10 Great Horror Movies to Stream This Weekend

10 Great Horror Movies to Stream This Weekend

The saga of Samara, the stringy-haired little girl ghoul who stalks anyone who dares watch her VHS tape, seemed to come to a suitable conclusion with 2005’s The Ring Two. Nonetheless, beginning today, movie fans can once again watch unfortunate people try to avoid being killed by the specter in Rings, a 12-years-later sequel that does its best to update its analog conceit for the digital age. If early reviews are any indication, however, Rings falls woefully short of its chilling predecessors (it currently sits at 0 percent on Rotten Tomatoes, including pans from Variety and The Hollywood Reporter). But what if you were clamoring for a few good scares this Super Bowl weekend? Never fear — just follow our suggestions for ten superb horror movies available to stream at home, or on your mobile devices, right now.

The Mist (Available on Amazon Prime)

Frank Darabont’s 2007 adaptation of Stephen King’s 1980 novella is a superior supernatural thriller about a group of neighborhood acquaintances who, after a mysterious mist rolls into town, take refuge in the local grocery store — where at least one citizen proves to be as frightening as the dangers lurking outside. As we discussed with Darabont last year, the film also boasts arguably the single meanest ending in cinema history.

Sinister (Available on Netflix)

Before he began opening up pathways to other dimensions in last November’s Doctor Strange, director Scott Derrickson was serving up serious scares with his 2012 hit Sinister, about a true-crime writer (Ethan Hawke) who moves into the house where his latest grisly subject took place — a mistake that invariably puts his family directly in the crosshairs of an evil child-snatching spirit.

Event Horizon (Available on Amazon Prime)

Paul W.S. Anderson may be best known for his Resident Evil films, but his finest effort remains this 1997 sci-fi nightmare about a crew of astronauts (led by Sam Neill and Laurence Fishburne) on a mission to investigate a long-lost space ship that’s suddenly reappeared. Think of it as a cross between Alien and Hellraiser — in the best possible sense.

An American Werewolf in London (Available on Netflix, Amazon Prime and Shudder)

John Landis’s seminal 1981 horror-comedy concerns two Americans whose backpacking trip through England is rudely interrupted by a werewolf attack, which leaves one of them with a seriously hair condition. It still boasts some of the finest pre-CGI human-transformation effects committed to celluloid.

The Devil’s Rejects (Available on Amazon Prime)

Rob Zombie moved to the forefront of his generation’s horror-directing pack with his 2005 exploitation throwback about a family of psychotic killers being pursued (during a sadistic rampage) by a lunatic cop. It’s a nasty, gnarly piece of southern-fried horror.
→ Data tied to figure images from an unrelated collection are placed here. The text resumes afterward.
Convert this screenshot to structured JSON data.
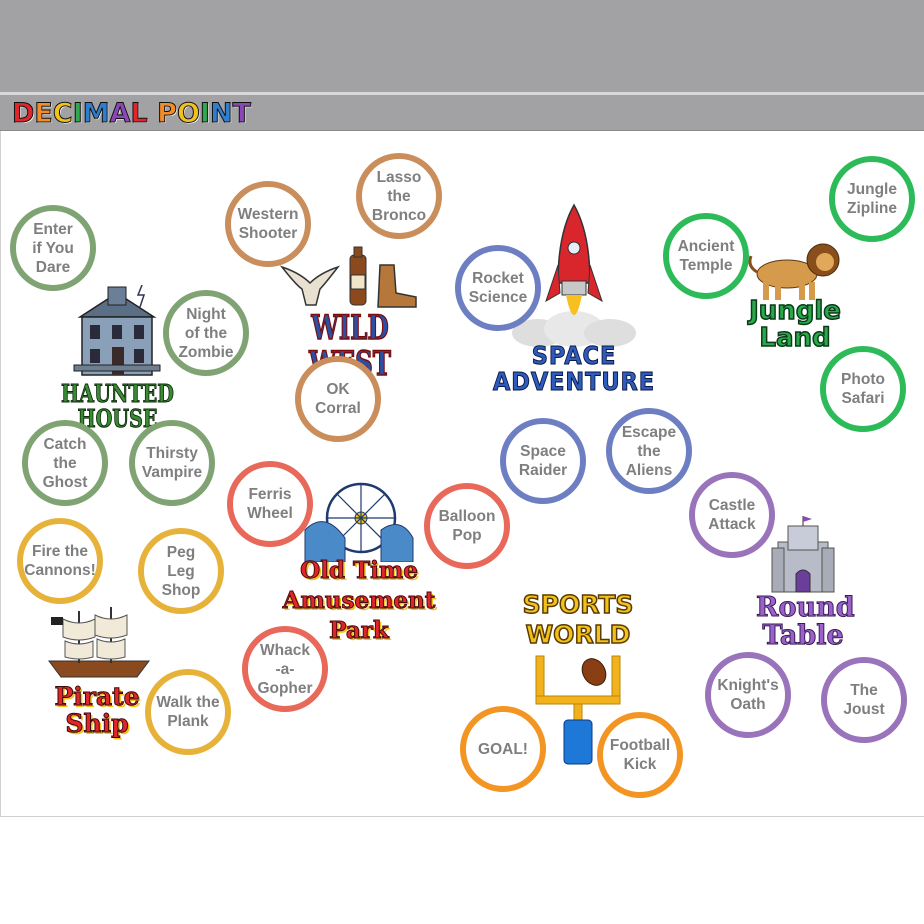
{
  "app": {
    "logo_text": [
      "D",
      "E",
      "C",
      "I",
      "M",
      "A",
      "L",
      " ",
      "P",
      "O",
      "I",
      "N",
      "T"
    ],
    "logo_colors": [
      "#e0262b",
      "#f28c28",
      "#f2c21c",
      "#31a84f",
      "#2f7fd0",
      "#8b47b7",
      "#e0262b",
      "",
      "#f28c28",
      "#f2c21c",
      "#31a84f",
      "#2f7fd0",
      "#8b47b7"
    ]
  },
  "lands": {
    "haunted_house": "HAUNTED HOUSE",
    "wild_west": "WILD WEST",
    "space_adventure": "SPACE\nADVENTURE",
    "jungle_land": "Jungle\nLand",
    "amusement_park": "Old Time\nAmusement\nPark",
    "sports_world": "SPORTS\nWORLD",
    "round_table": "Round\nTable",
    "pirate_ship": "Pirate\nShip"
  },
  "games": {
    "enter_if_you_dare": "Enter\nif You\nDare",
    "night_of_the_zombie": "Night\nof the\nZombie",
    "catch_the_ghost": "Catch\nthe\nGhost",
    "thirsty_vampire": "Thirsty\nVampire",
    "western_shooter": "Western\nShooter",
    "lasso_the_bronco": "Lasso\nthe\nBronco",
    "ok_corral": "OK\nCorral",
    "rocket_science": "Rocket\nScience",
    "space_raider": "Space\nRaider",
    "escape_the_aliens": "Escape\nthe\nAliens",
    "ancient_temple": "Ancient\nTemple",
    "jungle_zipline": "Jungle\nZipline",
    "photo_safari": "Photo\nSafari",
    "ferris_wheel": "Ferris\nWheel",
    "balloon_pop": "Balloon\nPop",
    "whack_a_gopher": "Whack\n-a-\nGopher",
    "fire_the_cannons": "Fire the\nCannons!",
    "peg_leg_shop": "Peg\nLeg\nShop",
    "walk_the_plank": "Walk the\nPlank",
    "goal": "GOAL!",
    "football_kick": "Football\nKick",
    "castle_attack": "Castle\nAttack",
    "knights_oath": "Knight's\nOath",
    "the_joust": "The\nJoust"
  }
}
Stephen King’s Children of the Corn (Available on Netflix and Shudder)

Before she faced off against Arnold Schwarzenegger’s cyborg assassin in The Terminator, Linda Hamilton found herself pitted against a cult-ish gang of Nebraska children determined to kill adults in order to appease their malevolent god in this 1984 adaptation of Stephen King’s short story. Malachai!!!

A Girl Walks Home Alone at Night (Available on Netflix)

Iranian director Ana Lily Amirpour’s 2014 debut is a sleek, moody black-and-white vampire saga about a lonely female bloodsucker in a chador who preys upon the living, and the man with whom she strikes up an unlikely relationship. It’s a chilling, hypnotic take on familiar material.

Alice Sweet Alice (Available on Amazon Prime)

Featuring the screen debut of Brooke Shields, this under-heralded 1976 thriller concerns a murder spree by a fiend in a translucent mask and a yellow raincoat — a get-up that’s almost as frightening as some of the jolt scares found in this surprisingly durable early slasher film.

The Host (Available on Netflix and Shudder)

With more than a bit of Spielberg-ian flair, South Korean auteur Bong Joon-Ho delivers a thrilling saga of supernatural chaos and familial bonds with this import about a clan torn apart by the sudden appearance of a gigantic aquatic monster.

The Texas Chainsaw Massacre (Available on Amazon Prime)

The greatest horror film in history (that’s right, I said it), Tobe Hooper’s 1974 classic concerns a group of road-tripping hippie kids who wind up being preyed upon by a not-very-nice family of cannibals, including the skin-mask-wearing Leatherface.

It Follows (Available on Netflix)

Sex is a gateway to STD-style supernatural doom in David Robert Mitchell’s John Carpenter-esque It Follows, in which a teenage girl (Maika Monroe) must, after a night spent with her boyfriend, flee a host of undead specters that are stalking her.